Our analysis also identified several shared, high VAF deleterious variants across both cohorts, including IGLL5 (p.L28M), MYD88 (p.S206C), and MTMR1 (p.R389Q) which only occurred in HIV+/ART-exp tumors. These shared variants suggest there are common mutational drivers in HIV + DLBCL in southern Africa, which may represent therapeutic targets or biomarkers for this population. Additionally, ANKRD11 mutations were positively prognostic in our study, consistent with findings from a study of EBV + HIV- DLBCL37. Interestingly, while the latter study found ANKRD11 mutations in 32% of EBV + HIV- DLBCL, none of the ANKRD11 mutations in our cohorts were found in EBV + tumors, indicating dysregulation of a more general immune mechanism, rather than an EBV-specific one37.

Finally, the identification of two HIV + tumors across the two cohorts, both characterized by high TMB and MSI, with similar predicted pathogenic mutations in ARID1A and PMS2 —genes associated with DNA mismatch repair deficiency is particularly intriguing38,39. MW20 was HIV+/ART-exp with 37 months of ART exposure prior to DLBCL diagnosis, and SA07 was HIV+/ART-naïve but defaulted on their ART regimen prior to diagnosis, indicating they might have had substantial exposure to ART. These findings are consistent with previous work linking DNA damage to chronic immune dysregulation as driver for lymphomagenesis, and define a subset of HIV + DLBCL patients that may benefit from targeted therapies40,41,42,43.

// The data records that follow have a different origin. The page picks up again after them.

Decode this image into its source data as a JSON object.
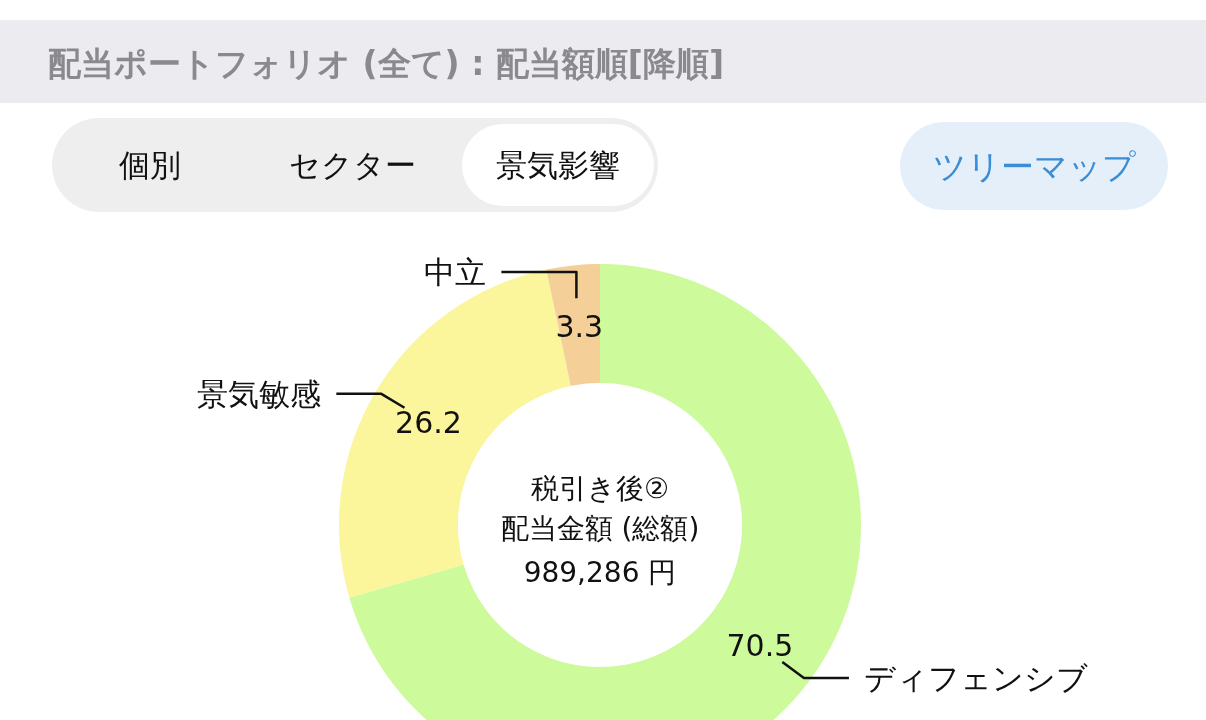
{
  "chart_data": {
    "type": "donut",
    "title": "配当ポートフォリオ (全て) : 配当額順[降順]",
    "categories": [
      "ディフェンシブ",
      "景気敏感",
      "中立"
    ],
    "values": [
      70.5,
      26.2,
      3.3
    ],
    "colors": [
      "#cdfa9a",
      "#fbf59c",
      "#f5cf98"
    ],
    "data_labels": true,
    "annotations": [
      "個別",
      "セクター",
      "景気影響",
      "ツリーマップ",
      "税引き後②",
      "配当金額 (総額)",
      "989,286 円"
    ]
  }
}
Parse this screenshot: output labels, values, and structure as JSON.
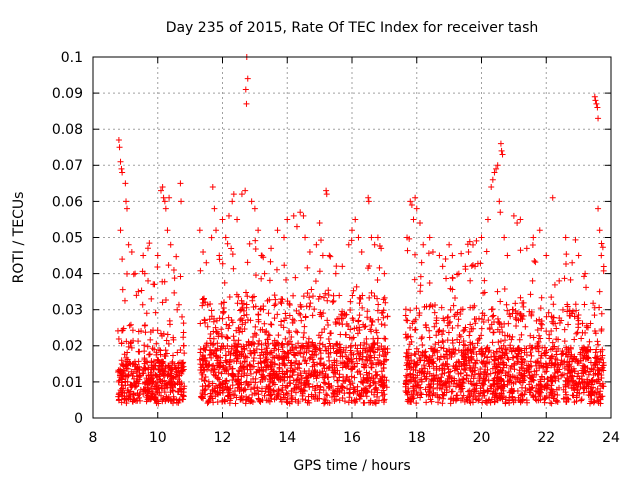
{
  "chart_data": {
    "type": "scatter",
    "title": "Day 235 of 2015, Rate Of TEC Index for receiver tash",
    "xlabel": "GPS time / hours",
    "ylabel": "ROTI / TECUs",
    "xlim": [
      8,
      24
    ],
    "ylim": [
      0,
      0.1
    ],
    "x_ticks": [
      "8",
      "10",
      "12",
      "14",
      "16",
      "18",
      "20",
      "22",
      "24"
    ],
    "y_ticks": [
      "0",
      "0.01",
      "0.02",
      "0.03",
      "0.04",
      "0.05",
      "0.06",
      "0.07",
      "0.08",
      "0.09",
      "0.1"
    ],
    "grid": true,
    "marker": "+",
    "color": "#ff0000",
    "series": [
      {
        "name": "ROTI",
        "points": [
          [
            8.8,
            0.077
          ],
          [
            8.82,
            0.075
          ],
          [
            8.85,
            0.071
          ],
          [
            8.88,
            0.069
          ],
          [
            8.9,
            0.068
          ],
          [
            9.0,
            0.065
          ],
          [
            9.02,
            0.06
          ],
          [
            8.85,
            0.052
          ],
          [
            8.9,
            0.044
          ],
          [
            9.05,
            0.058
          ],
          [
            9.1,
            0.048
          ],
          [
            9.2,
            0.046
          ],
          [
            9.3,
            0.04
          ],
          [
            9.4,
            0.035
          ],
          [
            9.55,
            0.045
          ],
          [
            9.6,
            0.04
          ],
          [
            9.7,
            0.038
          ],
          [
            9.8,
            0.033
          ],
          [
            9.9,
            0.037
          ],
          [
            10.0,
            0.045
          ],
          [
            10.1,
            0.063
          ],
          [
            10.15,
            0.064
          ],
          [
            10.18,
            0.061
          ],
          [
            10.22,
            0.06
          ],
          [
            10.25,
            0.058
          ],
          [
            10.3,
            0.052
          ],
          [
            10.35,
            0.061
          ],
          [
            10.4,
            0.048
          ],
          [
            10.5,
            0.041
          ],
          [
            10.6,
            0.03
          ],
          [
            10.7,
            0.065
          ],
          [
            10.72,
            0.06
          ],
          [
            10.75,
            0.028
          ],
          [
            10.8,
            0.02
          ],
          [
            11.3,
            0.052
          ],
          [
            11.4,
            0.046
          ],
          [
            11.5,
            0.043
          ],
          [
            11.7,
            0.064
          ],
          [
            11.75,
            0.058
          ],
          [
            11.8,
            0.052
          ],
          [
            11.9,
            0.045
          ],
          [
            12.0,
            0.055
          ],
          [
            12.1,
            0.05
          ],
          [
            12.2,
            0.056
          ],
          [
            12.3,
            0.06
          ],
          [
            12.35,
            0.062
          ],
          [
            12.45,
            0.055
          ],
          [
            12.6,
            0.062
          ],
          [
            12.7,
            0.063
          ],
          [
            12.75,
            0.1
          ],
          [
            12.78,
            0.094
          ],
          [
            12.72,
            0.091
          ],
          [
            12.74,
            0.087
          ],
          [
            12.9,
            0.06
          ],
          [
            13.0,
            0.058
          ],
          [
            13.1,
            0.052
          ],
          [
            13.2,
            0.045
          ],
          [
            13.3,
            0.04
          ],
          [
            13.5,
            0.047
          ],
          [
            13.7,
            0.052
          ],
          [
            13.9,
            0.05
          ],
          [
            14.0,
            0.055
          ],
          [
            14.2,
            0.056
          ],
          [
            14.3,
            0.053
          ],
          [
            14.4,
            0.057
          ],
          [
            14.5,
            0.056
          ],
          [
            14.55,
            0.05
          ],
          [
            14.7,
            0.046
          ],
          [
            14.9,
            0.048
          ],
          [
            15.0,
            0.054
          ],
          [
            15.1,
            0.045
          ],
          [
            15.2,
            0.063
          ],
          [
            15.22,
            0.062
          ],
          [
            15.3,
            0.045
          ],
          [
            15.5,
            0.04
          ],
          [
            15.7,
            0.042
          ],
          [
            15.9,
            0.048
          ],
          [
            16.0,
            0.052
          ],
          [
            16.1,
            0.055
          ],
          [
            16.2,
            0.05
          ],
          [
            16.3,
            0.046
          ],
          [
            16.5,
            0.061
          ],
          [
            16.52,
            0.06
          ],
          [
            16.6,
            0.05
          ],
          [
            16.7,
            0.048
          ],
          [
            16.8,
            0.05
          ],
          [
            16.9,
            0.047
          ],
          [
            17.0,
            0.04
          ],
          [
            17.7,
            0.05
          ],
          [
            17.8,
            0.06
          ],
          [
            17.85,
            0.059
          ],
          [
            17.9,
            0.055
          ],
          [
            17.95,
            0.061
          ],
          [
            18.0,
            0.058
          ],
          [
            18.1,
            0.054
          ],
          [
            18.2,
            0.048
          ],
          [
            18.4,
            0.05
          ],
          [
            18.5,
            0.046
          ],
          [
            18.7,
            0.045
          ],
          [
            18.8,
            0.042
          ],
          [
            19.0,
            0.048
          ],
          [
            19.1,
            0.045
          ],
          [
            19.3,
            0.04
          ],
          [
            19.5,
            0.042
          ],
          [
            19.6,
            0.046
          ],
          [
            19.8,
            0.042
          ],
          [
            20.0,
            0.05
          ],
          [
            20.2,
            0.055
          ],
          [
            20.3,
            0.064
          ],
          [
            20.35,
            0.066
          ],
          [
            20.4,
            0.068
          ],
          [
            20.45,
            0.069
          ],
          [
            20.5,
            0.07
          ],
          [
            20.6,
            0.076
          ],
          [
            20.62,
            0.074
          ],
          [
            20.65,
            0.073
          ],
          [
            20.55,
            0.06
          ],
          [
            20.58,
            0.057
          ],
          [
            20.7,
            0.05
          ],
          [
            20.8,
            0.045
          ],
          [
            21.0,
            0.056
          ],
          [
            21.1,
            0.054
          ],
          [
            21.2,
            0.055
          ],
          [
            21.4,
            0.047
          ],
          [
            21.6,
            0.05
          ],
          [
            21.8,
            0.052
          ],
          [
            22.0,
            0.045
          ],
          [
            22.2,
            0.061
          ],
          [
            22.4,
            0.038
          ],
          [
            22.6,
            0.05
          ],
          [
            22.8,
            0.043
          ],
          [
            23.0,
            0.045
          ],
          [
            23.2,
            0.04
          ],
          [
            23.5,
            0.089
          ],
          [
            23.52,
            0.088
          ],
          [
            23.55,
            0.087
          ],
          [
            23.58,
            0.086
          ],
          [
            23.6,
            0.083
          ],
          [
            23.6,
            0.058
          ],
          [
            23.65,
            0.052
          ],
          [
            23.7,
            0.045
          ],
          [
            23.65,
            0.035
          ]
        ]
      }
    ],
    "density_segments": [
      {
        "x_start": 8.75,
        "x_end": 10.82,
        "base_max": 0.022,
        "peak": 0.05
      },
      {
        "x_start": 11.3,
        "x_end": 17.1,
        "base_max": 0.03,
        "peak": 0.05
      },
      {
        "x_start": 17.65,
        "x_end": 23.78,
        "base_max": 0.028,
        "peak": 0.05
      }
    ]
  }
}
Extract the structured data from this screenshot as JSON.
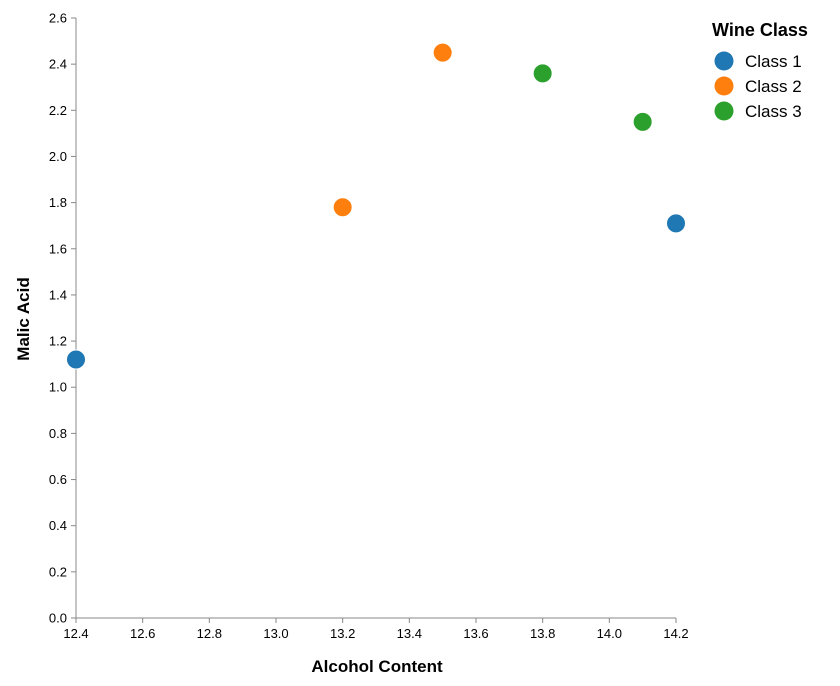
{
  "chart_data": {
    "type": "scatter",
    "xlabel": "Alcohol Content",
    "ylabel": "Malic Acid",
    "xlim": [
      12.4,
      14.2
    ],
    "ylim": [
      0.0,
      2.6
    ],
    "x_ticks": [
      "12.4",
      "12.6",
      "12.8",
      "13.0",
      "13.2",
      "13.4",
      "13.6",
      "13.8",
      "14.0",
      "14.2"
    ],
    "y_ticks": [
      "0.0",
      "0.2",
      "0.4",
      "0.6",
      "0.8",
      "1.0",
      "1.2",
      "1.4",
      "1.6",
      "1.8",
      "2.0",
      "2.2",
      "2.4",
      "2.6"
    ],
    "grid": false,
    "legend": {
      "title": "Wine Class",
      "placement": "top-right",
      "entries": [
        {
          "label": "Class 1",
          "color": "#1f77b4"
        },
        {
          "label": "Class 2",
          "color": "#ff7f0e"
        },
        {
          "label": "Class 3",
          "color": "#2ca02c"
        }
      ]
    },
    "series": [
      {
        "name": "Class 1",
        "color": "#1f77b4",
        "points": [
          {
            "x": 12.4,
            "y": 1.12
          },
          {
            "x": 14.2,
            "y": 1.71
          }
        ]
      },
      {
        "name": "Class 2",
        "color": "#ff7f0e",
        "points": [
          {
            "x": 13.2,
            "y": 1.78
          },
          {
            "x": 13.5,
            "y": 2.45
          }
        ]
      },
      {
        "name": "Class 3",
        "color": "#2ca02c",
        "points": [
          {
            "x": 13.8,
            "y": 2.36
          },
          {
            "x": 14.1,
            "y": 2.15
          }
        ]
      }
    ]
  }
}
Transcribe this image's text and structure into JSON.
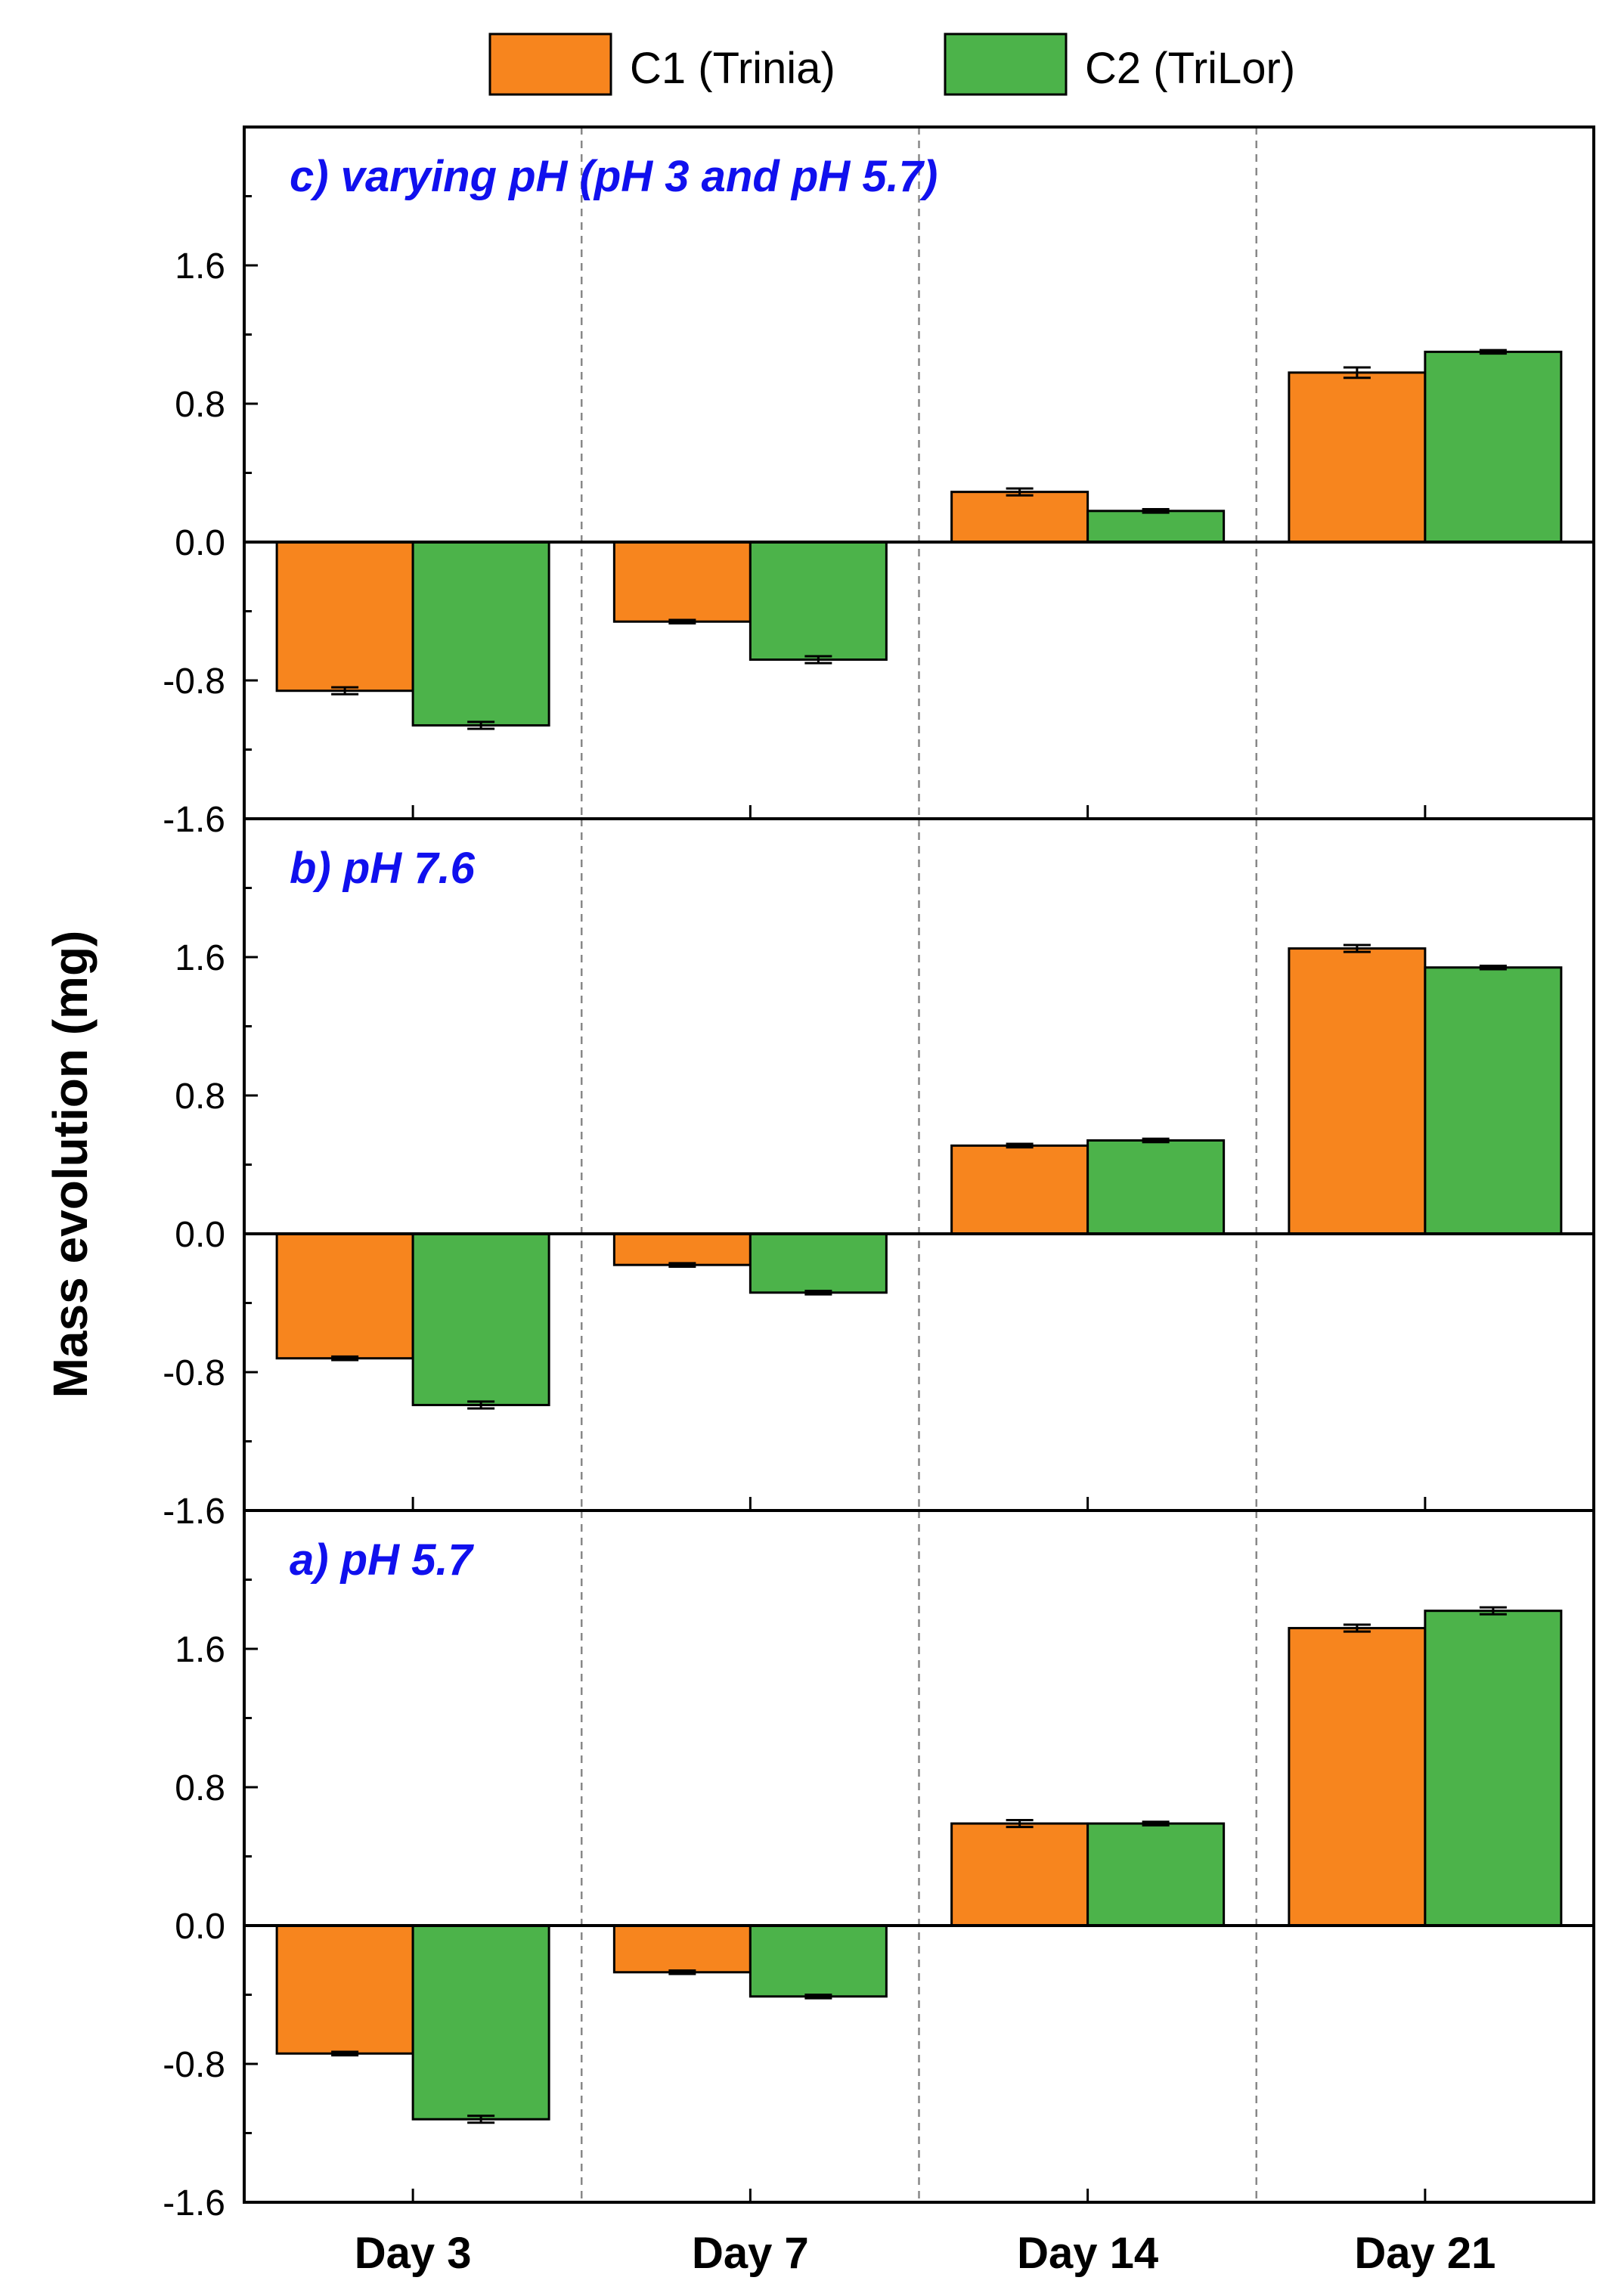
{
  "chart_data": {
    "type": "bar",
    "ylabel": "Mass evolution (mg)",
    "categories": [
      "Day 3",
      "Day 7",
      "Day 14",
      "Day 21"
    ],
    "legend": {
      "placement": "top-center",
      "items": [
        {
          "name": "C1 (Trinia)",
          "color": "#F7851E"
        },
        {
          "name": "C2 (TriLor)",
          "color": "#4CB34A"
        }
      ]
    },
    "ylim": [
      -1.6,
      2.4
    ],
    "yticks": [
      "-1.6",
      "-0.8",
      "0.0",
      "0.8",
      "1.6"
    ],
    "panels": [
      {
        "title": "c) varying pH (pH 3 and pH 5.7)",
        "title_color": "#1010EE",
        "series": [
          {
            "name": "C1 (Trinia)",
            "values": [
              -0.86,
              -0.46,
              0.29,
              0.98
            ],
            "errors": [
              0.02,
              0.01,
              0.02,
              0.03
            ]
          },
          {
            "name": "C2 (TriLor)",
            "values": [
              -1.06,
              -0.68,
              0.18,
              1.1
            ],
            "errors": [
              0.02,
              0.02,
              0.01,
              0.01
            ]
          }
        ]
      },
      {
        "title": "b) pH 7.6",
        "title_color": "#1010EE",
        "series": [
          {
            "name": "C1 (Trinia)",
            "values": [
              -0.72,
              -0.18,
              0.51,
              1.65
            ],
            "errors": [
              0.01,
              0.01,
              0.01,
              0.02
            ]
          },
          {
            "name": "C2 (TriLor)",
            "values": [
              -0.99,
              -0.34,
              0.54,
              1.54
            ],
            "errors": [
              0.02,
              0.01,
              0.01,
              0.01
            ]
          }
        ]
      },
      {
        "title": "a) pH 5.7",
        "title_color": "#1010EE",
        "series": [
          {
            "name": "C1 (Trinia)",
            "values": [
              -0.74,
              -0.27,
              0.59,
              1.72
            ],
            "errors": [
              0.01,
              0.01,
              0.02,
              0.02
            ]
          },
          {
            "name": "C2 (TriLor)",
            "values": [
              -1.12,
              -0.41,
              0.59,
              1.82
            ],
            "errors": [
              0.02,
              0.01,
              0.01,
              0.02
            ]
          }
        ]
      }
    ]
  }
}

In conclusion, this study begins to fill the critical gap in our understanding of the molecular mechanisms driving HIV + DLBCL in Africa. Our findings highlight the importance of ART exposure in shaping the mutational landscape of HIV + DLBCL, with potential implications for developing tailored therapeutic strategies. Understanding the role of DNA repair defects in HIV + DLBCL could inform strategies for selecting patients who may benefit from therapies targeting DNA damage, such as PARP inhibitors or other DNA repair modulators. However, the relatively small number of cases, differences in health systems, and potential selection biases limit the generalizability of our results to all HIV + DLBCL patients across the continent. Broader studies including additional geographic regions and larger sample sizes will be essential to confirm these observations and assess their relevance to the wider population. As the burden of HIV in Africa remains high, these insights are crucial for ensuring that emerging therapies are accessible and effective for HIV + DLBCL patients in low-resource settings.